Visual Storytelling with Question-Answer Plans
This addresses the issue of low-quality visual storytelling for applications like automated content creation, though it is incremental as it builds on existing methods with planning enhancements.
The paper tackled the problem of generating repetitive and illogical narratives from image sequences in visual storytelling by introducing a framework that integrates visual representations with pretrained language models and question-answer planning. The result was that blueprint-based models produced stories that were more coherent, interesting, and natural, as demonstrated on the VIST benchmark.

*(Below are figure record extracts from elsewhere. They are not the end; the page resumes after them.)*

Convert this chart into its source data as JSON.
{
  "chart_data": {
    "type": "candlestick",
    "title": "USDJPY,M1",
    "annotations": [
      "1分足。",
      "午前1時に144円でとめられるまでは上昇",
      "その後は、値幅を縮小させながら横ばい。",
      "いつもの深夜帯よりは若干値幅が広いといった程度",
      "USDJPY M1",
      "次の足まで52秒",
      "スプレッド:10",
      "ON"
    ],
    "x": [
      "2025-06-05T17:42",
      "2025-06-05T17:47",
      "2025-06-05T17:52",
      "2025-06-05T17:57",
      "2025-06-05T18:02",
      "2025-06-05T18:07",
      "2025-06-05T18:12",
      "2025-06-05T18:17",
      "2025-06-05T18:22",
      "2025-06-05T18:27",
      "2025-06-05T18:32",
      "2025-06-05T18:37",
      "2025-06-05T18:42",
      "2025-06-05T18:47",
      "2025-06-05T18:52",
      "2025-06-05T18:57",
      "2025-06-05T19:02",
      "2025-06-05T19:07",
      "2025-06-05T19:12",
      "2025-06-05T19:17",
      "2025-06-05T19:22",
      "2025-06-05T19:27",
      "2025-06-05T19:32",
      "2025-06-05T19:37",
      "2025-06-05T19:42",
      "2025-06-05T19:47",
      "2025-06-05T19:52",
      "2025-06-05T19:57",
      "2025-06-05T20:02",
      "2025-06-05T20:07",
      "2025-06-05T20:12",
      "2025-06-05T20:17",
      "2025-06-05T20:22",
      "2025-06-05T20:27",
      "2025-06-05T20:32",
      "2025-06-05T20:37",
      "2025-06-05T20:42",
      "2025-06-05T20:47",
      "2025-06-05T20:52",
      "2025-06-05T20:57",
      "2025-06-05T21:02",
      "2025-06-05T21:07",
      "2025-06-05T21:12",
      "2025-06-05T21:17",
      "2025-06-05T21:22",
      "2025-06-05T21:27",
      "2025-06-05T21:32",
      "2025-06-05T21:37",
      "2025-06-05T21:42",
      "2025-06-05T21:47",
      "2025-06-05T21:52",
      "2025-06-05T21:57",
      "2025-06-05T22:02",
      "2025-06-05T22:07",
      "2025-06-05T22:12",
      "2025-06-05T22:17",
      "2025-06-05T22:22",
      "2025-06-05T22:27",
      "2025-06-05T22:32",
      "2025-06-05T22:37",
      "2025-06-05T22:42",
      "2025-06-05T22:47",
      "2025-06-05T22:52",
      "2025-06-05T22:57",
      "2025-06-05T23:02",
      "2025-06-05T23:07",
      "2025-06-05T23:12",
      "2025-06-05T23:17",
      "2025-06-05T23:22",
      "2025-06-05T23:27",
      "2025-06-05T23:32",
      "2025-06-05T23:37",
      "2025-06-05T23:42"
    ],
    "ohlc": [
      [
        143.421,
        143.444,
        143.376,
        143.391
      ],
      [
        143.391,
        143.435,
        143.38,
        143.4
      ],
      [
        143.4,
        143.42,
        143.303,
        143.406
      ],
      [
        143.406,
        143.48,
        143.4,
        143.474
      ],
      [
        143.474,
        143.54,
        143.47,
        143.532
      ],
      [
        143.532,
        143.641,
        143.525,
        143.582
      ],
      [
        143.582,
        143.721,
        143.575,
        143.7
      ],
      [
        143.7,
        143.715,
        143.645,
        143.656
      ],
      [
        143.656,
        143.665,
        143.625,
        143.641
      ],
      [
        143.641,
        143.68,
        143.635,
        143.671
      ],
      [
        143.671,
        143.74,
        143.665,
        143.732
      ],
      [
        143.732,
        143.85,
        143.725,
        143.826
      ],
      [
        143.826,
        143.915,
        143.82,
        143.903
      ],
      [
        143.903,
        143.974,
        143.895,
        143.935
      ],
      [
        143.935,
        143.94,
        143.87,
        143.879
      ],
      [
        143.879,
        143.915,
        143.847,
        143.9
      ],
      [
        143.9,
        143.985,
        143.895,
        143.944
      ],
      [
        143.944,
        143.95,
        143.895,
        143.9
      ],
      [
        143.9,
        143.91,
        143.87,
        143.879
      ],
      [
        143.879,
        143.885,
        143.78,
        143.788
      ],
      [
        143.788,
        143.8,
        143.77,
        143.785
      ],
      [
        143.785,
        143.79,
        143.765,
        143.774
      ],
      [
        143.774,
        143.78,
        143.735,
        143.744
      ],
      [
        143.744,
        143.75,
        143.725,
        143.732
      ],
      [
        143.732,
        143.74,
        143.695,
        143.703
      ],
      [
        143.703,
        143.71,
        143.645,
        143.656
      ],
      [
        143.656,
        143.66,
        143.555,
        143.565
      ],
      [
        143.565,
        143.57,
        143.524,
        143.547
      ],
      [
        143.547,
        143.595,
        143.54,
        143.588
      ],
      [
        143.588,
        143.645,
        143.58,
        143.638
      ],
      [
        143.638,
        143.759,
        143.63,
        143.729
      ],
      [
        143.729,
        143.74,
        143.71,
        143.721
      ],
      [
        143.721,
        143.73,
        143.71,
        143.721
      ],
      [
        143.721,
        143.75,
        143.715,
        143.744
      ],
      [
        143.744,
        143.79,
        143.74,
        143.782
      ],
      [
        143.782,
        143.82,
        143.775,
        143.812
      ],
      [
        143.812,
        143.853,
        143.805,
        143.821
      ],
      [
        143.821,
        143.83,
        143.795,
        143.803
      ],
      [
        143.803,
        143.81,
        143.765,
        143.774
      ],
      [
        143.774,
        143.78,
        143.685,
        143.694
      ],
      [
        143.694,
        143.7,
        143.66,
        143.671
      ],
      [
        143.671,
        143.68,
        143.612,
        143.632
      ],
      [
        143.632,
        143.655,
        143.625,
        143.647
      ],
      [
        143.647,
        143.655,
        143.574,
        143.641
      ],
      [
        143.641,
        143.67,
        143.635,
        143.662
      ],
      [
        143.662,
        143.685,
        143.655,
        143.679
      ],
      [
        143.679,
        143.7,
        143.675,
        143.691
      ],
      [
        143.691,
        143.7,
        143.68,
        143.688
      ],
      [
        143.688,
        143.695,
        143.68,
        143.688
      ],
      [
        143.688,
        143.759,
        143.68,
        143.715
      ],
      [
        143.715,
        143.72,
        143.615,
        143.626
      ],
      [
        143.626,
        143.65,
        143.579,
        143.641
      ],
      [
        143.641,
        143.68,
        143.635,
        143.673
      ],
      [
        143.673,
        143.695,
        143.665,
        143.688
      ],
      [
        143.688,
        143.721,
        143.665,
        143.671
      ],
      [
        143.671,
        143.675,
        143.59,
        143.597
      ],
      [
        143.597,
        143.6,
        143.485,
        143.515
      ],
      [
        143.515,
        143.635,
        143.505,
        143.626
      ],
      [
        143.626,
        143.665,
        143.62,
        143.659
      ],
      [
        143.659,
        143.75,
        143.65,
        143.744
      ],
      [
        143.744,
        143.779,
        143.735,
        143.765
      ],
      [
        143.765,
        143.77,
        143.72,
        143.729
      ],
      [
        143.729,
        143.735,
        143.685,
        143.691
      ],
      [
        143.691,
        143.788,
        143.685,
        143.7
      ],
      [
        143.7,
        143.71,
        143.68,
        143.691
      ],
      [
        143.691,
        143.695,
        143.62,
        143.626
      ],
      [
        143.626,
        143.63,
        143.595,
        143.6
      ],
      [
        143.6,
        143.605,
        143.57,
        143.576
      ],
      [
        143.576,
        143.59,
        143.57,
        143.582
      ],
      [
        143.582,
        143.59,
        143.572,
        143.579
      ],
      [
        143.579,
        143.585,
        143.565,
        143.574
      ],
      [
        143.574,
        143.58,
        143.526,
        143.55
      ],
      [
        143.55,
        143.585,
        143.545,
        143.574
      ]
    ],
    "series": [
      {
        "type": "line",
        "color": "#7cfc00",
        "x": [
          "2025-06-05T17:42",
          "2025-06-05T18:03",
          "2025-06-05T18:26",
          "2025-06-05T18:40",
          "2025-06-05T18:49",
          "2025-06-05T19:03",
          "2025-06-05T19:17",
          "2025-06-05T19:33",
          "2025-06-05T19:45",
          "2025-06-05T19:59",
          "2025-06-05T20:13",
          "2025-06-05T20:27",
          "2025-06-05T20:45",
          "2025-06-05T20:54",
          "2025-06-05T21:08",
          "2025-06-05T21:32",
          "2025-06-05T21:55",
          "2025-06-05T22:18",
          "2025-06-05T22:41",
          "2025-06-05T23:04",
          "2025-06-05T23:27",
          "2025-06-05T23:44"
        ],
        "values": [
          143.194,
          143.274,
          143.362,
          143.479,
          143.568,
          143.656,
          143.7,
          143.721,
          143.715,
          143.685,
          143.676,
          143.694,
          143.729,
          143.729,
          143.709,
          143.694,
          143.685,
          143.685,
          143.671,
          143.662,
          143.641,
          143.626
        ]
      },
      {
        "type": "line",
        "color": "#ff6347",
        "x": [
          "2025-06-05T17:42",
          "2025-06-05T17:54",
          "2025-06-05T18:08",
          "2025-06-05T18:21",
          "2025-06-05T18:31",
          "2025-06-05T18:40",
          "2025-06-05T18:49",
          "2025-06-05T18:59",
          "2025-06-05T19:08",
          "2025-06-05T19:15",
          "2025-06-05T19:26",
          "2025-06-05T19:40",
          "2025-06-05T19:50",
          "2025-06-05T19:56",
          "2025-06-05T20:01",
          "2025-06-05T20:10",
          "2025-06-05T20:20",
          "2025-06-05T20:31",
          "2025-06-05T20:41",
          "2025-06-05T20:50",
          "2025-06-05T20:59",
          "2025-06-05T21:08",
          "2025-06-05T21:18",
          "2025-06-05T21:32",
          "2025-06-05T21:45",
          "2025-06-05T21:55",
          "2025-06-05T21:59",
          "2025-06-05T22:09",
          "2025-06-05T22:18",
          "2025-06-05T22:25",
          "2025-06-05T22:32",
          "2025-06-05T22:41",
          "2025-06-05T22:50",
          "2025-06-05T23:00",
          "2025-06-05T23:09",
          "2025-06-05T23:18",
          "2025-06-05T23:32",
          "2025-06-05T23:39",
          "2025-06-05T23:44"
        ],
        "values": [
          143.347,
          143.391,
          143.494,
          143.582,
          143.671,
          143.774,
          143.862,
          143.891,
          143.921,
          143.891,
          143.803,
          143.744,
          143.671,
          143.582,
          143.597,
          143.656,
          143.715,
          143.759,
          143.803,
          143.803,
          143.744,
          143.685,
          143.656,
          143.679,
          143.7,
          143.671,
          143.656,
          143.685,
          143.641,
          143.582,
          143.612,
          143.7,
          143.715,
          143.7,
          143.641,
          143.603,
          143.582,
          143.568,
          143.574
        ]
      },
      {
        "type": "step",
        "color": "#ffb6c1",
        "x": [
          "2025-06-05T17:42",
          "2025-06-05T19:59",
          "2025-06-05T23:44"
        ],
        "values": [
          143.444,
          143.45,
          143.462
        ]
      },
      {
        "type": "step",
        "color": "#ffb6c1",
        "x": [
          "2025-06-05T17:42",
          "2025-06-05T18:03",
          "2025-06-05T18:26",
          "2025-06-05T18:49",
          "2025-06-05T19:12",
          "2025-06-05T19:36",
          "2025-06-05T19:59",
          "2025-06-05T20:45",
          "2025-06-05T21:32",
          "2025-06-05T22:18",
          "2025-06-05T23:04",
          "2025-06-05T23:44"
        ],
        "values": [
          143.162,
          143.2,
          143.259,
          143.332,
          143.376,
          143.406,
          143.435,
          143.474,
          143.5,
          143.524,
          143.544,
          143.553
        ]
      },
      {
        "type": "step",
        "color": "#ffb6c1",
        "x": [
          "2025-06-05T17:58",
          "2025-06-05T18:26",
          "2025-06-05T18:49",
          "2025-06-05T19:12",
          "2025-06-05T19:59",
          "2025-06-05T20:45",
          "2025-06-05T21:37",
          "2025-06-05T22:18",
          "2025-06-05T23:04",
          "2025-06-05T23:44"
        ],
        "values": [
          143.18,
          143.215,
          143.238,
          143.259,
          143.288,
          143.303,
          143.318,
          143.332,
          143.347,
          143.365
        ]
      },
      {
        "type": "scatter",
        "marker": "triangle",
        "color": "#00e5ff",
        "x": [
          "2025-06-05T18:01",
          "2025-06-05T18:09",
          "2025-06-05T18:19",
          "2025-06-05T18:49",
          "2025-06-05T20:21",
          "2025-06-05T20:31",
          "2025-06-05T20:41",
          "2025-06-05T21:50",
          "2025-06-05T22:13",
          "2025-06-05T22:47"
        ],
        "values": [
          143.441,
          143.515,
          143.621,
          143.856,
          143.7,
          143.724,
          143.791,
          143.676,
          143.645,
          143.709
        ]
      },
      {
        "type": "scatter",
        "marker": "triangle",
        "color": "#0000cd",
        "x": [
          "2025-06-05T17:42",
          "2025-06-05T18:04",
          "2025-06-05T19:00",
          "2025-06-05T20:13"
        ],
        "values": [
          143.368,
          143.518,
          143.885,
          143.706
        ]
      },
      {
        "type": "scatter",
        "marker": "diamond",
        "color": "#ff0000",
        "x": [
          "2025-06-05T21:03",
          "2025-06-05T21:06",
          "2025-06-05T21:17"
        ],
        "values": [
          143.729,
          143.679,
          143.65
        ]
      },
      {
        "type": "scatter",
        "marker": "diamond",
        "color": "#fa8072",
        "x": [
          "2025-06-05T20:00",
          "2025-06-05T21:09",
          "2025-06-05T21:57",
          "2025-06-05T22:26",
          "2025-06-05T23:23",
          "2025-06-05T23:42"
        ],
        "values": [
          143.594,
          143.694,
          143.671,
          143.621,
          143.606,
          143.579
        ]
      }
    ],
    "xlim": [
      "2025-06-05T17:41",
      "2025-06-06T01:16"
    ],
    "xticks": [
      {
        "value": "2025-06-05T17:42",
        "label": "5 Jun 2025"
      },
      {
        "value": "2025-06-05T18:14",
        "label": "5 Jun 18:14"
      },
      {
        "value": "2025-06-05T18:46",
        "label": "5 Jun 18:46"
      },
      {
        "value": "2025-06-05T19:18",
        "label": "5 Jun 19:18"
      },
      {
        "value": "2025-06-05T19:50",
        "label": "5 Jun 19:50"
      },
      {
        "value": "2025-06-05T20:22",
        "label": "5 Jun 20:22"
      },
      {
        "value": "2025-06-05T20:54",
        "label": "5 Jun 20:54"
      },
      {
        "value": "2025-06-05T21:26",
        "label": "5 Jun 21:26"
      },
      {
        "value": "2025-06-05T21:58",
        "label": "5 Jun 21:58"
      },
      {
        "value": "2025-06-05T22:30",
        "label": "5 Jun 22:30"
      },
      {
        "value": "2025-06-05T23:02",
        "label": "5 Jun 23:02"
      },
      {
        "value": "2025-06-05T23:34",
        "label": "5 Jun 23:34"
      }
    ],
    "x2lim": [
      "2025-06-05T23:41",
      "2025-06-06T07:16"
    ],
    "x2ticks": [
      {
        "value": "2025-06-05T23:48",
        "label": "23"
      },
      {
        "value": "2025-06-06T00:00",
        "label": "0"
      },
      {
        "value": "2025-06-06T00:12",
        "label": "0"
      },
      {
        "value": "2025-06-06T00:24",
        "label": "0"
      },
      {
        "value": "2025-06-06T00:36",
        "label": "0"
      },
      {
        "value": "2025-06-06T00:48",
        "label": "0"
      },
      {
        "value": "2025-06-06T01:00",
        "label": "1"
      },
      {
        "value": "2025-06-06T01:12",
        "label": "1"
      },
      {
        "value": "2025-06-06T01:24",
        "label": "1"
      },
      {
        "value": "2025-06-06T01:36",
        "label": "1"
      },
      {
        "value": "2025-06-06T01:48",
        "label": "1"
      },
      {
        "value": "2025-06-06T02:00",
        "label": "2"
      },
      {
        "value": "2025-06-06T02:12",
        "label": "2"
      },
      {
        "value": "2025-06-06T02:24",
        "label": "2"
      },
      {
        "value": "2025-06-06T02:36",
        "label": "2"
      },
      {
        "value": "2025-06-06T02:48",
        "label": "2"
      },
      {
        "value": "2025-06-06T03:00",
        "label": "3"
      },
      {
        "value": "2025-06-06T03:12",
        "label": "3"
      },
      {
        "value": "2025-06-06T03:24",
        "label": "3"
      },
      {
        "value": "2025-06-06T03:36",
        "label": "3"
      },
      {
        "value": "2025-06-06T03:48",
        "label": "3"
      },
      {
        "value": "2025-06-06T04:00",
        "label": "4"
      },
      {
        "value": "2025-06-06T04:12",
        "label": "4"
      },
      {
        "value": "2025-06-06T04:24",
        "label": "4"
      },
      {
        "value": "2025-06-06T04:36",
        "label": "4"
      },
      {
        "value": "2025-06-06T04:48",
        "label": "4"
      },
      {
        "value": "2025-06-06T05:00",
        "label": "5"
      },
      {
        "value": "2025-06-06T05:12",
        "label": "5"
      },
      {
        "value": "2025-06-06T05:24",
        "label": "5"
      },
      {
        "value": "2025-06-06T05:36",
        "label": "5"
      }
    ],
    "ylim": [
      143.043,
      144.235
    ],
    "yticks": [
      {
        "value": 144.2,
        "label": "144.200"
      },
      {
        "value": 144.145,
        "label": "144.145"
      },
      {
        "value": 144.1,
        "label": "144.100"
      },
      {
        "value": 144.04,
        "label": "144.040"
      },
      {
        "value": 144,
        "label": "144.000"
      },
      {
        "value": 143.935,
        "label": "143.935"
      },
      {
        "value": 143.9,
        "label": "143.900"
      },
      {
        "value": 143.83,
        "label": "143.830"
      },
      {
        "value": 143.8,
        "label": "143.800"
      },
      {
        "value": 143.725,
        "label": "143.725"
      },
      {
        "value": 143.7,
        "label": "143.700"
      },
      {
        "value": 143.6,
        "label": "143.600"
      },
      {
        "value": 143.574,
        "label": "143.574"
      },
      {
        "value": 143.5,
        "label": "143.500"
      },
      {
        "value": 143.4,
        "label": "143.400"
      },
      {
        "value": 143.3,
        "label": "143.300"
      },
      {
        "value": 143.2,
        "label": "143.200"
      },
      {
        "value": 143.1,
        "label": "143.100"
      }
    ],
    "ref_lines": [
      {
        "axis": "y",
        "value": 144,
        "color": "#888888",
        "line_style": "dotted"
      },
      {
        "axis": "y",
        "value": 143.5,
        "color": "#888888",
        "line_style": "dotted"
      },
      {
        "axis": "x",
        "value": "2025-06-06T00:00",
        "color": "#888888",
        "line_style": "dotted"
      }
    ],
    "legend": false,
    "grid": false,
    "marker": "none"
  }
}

Visual storytelling aims to generate compelling narratives from image sequences. Existing models often focus on enhancing the representation of the image sequence, e.g., with external knowledge sources or advanced graph structures. Despite recent progress, the stories are often repetitive, illogical, and lacking in detail. To mitigate these issues, we present a novel framework which integrates visual representations with pretrained language models and planning. Our model translates the image sequence into a visual prefix, a sequence of continuous embeddings which language models can interpret. It also leverages a sequence of question-answer pairs as a blueprint plan for selecting salient visual concepts and determining how they should be assembled into a narrative. Automatic and human evaluation on the VIST benchmark (Huang et al., 2016) demonstrates that blueprint-based models generate stories that are more coherent, interesting, and natural compared to competitive baselines and state-of-the-art systems.